After the last sharp rise in food prices, in 2007-8, The UN Food and Agriculture Organization report found: “The available empirical evidence does not support the claim that non-commercial traders have increased grain price volatility.”

You may want to keep quiet about your grain stocks, though. Public prejudice is deeply ingrained. Just after the FAO published its study, major charities, led by Oxfam, successfully pushed some banks to close agricultural funds.

In any case, there are other options, especially stocks. Many companies are active in food production, starting with some very well-known names. Nestlé is the largest company by sales and a core element of many portfolios and funds. Other giants include PepsiCo and Unilever.

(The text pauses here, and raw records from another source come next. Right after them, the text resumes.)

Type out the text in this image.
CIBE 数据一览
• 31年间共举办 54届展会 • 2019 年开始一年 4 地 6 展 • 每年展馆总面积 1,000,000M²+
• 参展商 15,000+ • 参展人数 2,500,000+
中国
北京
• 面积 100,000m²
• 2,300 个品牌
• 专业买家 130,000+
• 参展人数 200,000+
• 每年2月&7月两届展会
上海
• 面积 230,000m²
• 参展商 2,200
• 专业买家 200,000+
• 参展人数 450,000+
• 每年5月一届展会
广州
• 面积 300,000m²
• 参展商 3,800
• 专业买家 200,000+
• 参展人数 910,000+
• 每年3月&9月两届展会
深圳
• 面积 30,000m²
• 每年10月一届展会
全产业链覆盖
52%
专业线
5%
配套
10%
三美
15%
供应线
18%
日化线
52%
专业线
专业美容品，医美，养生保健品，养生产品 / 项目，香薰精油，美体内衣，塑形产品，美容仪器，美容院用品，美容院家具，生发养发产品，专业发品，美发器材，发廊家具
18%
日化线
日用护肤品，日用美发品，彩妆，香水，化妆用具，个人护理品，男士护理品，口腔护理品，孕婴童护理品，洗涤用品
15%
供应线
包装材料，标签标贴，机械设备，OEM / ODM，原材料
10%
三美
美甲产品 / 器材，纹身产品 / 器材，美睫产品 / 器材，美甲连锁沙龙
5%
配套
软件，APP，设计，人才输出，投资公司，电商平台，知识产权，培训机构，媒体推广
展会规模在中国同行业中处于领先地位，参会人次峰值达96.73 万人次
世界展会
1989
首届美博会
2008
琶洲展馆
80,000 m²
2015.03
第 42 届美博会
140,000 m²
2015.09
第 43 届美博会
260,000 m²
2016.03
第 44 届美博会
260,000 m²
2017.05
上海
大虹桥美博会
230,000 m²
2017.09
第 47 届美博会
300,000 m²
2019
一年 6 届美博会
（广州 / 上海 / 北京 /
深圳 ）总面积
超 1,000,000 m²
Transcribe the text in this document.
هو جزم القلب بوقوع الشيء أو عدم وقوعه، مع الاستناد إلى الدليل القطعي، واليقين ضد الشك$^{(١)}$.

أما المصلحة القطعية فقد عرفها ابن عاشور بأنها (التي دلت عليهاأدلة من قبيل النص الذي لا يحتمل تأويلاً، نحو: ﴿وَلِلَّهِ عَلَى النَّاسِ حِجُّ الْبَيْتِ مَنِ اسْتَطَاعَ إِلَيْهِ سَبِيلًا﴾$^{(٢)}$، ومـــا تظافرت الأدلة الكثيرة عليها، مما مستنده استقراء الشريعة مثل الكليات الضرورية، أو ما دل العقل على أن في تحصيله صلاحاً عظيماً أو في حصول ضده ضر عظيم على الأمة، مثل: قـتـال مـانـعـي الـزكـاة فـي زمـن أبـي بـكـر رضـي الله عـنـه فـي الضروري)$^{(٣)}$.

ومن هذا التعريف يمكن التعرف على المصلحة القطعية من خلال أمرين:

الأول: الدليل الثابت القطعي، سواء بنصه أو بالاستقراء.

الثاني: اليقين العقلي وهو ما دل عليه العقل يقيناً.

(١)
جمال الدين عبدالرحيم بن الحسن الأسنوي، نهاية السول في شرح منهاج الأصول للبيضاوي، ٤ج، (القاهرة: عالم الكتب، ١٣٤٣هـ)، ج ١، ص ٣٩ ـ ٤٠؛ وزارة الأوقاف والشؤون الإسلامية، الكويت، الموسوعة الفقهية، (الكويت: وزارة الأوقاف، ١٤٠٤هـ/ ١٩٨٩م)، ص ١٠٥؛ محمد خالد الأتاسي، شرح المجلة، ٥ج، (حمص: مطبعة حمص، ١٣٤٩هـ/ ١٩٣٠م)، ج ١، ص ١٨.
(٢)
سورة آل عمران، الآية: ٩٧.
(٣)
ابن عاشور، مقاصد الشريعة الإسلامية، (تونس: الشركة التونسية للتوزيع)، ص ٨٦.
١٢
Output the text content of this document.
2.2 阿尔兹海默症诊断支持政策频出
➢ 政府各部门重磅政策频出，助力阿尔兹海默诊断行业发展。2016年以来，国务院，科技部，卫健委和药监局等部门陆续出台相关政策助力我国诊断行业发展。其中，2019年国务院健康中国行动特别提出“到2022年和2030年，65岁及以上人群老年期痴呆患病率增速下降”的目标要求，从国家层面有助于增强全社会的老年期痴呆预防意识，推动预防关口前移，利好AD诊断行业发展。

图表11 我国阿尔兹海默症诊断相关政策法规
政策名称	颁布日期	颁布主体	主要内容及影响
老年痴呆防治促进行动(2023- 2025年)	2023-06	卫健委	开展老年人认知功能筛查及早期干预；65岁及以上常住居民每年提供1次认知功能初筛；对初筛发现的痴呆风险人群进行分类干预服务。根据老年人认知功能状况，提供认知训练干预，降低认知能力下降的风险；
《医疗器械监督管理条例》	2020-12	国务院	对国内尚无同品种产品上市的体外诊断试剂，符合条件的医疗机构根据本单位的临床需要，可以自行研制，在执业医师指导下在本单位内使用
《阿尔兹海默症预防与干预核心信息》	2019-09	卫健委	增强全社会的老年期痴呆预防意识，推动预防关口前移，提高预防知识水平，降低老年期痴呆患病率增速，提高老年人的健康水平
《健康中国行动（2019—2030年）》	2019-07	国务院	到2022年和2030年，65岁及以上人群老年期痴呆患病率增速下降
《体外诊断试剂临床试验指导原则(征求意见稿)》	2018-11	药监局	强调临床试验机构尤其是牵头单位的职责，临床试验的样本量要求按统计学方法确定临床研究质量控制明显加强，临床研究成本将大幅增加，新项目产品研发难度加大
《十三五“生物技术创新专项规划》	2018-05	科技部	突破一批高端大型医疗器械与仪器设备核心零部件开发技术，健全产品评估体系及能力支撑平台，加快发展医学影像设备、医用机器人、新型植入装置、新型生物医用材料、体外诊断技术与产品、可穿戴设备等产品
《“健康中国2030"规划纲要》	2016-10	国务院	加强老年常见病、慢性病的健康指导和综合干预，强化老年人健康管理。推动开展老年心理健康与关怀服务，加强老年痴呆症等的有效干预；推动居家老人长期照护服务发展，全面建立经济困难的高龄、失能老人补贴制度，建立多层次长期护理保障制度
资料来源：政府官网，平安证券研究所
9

Solid company for uncertain times, I’m sure. But they may not give you the commodity market exposure you want. The cost of goods sold by these groups is often a fraction of the final price, profit, and profit. “You may not see much change in the price of packaged bread in Waitrose, but in the Middle East, prices are rising rapidly,” said Carlos Mera, head of agricultural commodities market research at Rabobank.

Not surprisingly, Nestlé’s stock has barely changed since before the crisis. They fell when the battle began (The company is big in Russia) but then bounced back (Russian business is only a small part of the whole).

To get closer to the cutting edge, you might consider Global Grain Trading.in Chicago Archer Daniels MidlandThe company, which has investments around the world, including in Eastern Europe, has seen its shares rise 15% since the conflict began and 26% since the start of 2022. Bungea competitor, made similar gains.

Or what about fertilizer producers? The choice is trickier: Some people make fertilizer by mining and converting their own reserves of potash, so they have some protection against rising gas costs. But others use ammonia — a natural gas-based feedstock — and are therefore exposed. Shares of Canadian potash giant Nutrien have risen 37% since Vladimir Putin’s tank was launched and 43% since Jan. 1. WoundShares in Norwegian rivals that use natural gas as a feedstock were flat.

Of course, there are many agriculture-focused funds and investment trusts, which will give you diversification and exposure to limit your risk. For example, the top three holdings of the MSCI Global Agricultural Producers ETF include Nutrien and Archer Daniels, as well as U.S. tractor maker Deere.

Obviously, a lot depends on how long the Ukrainian war lasts. No one knows, so no one knows whether the Ukrainian harvest will lose 10% or 50% this year. Sowing will begin in a few weeks.

But given all the other factors driving prices up, especially energy costs, high prices are likely to persist. So while the initial push to the market is already showing, there may be more to come. This is a period of inflation.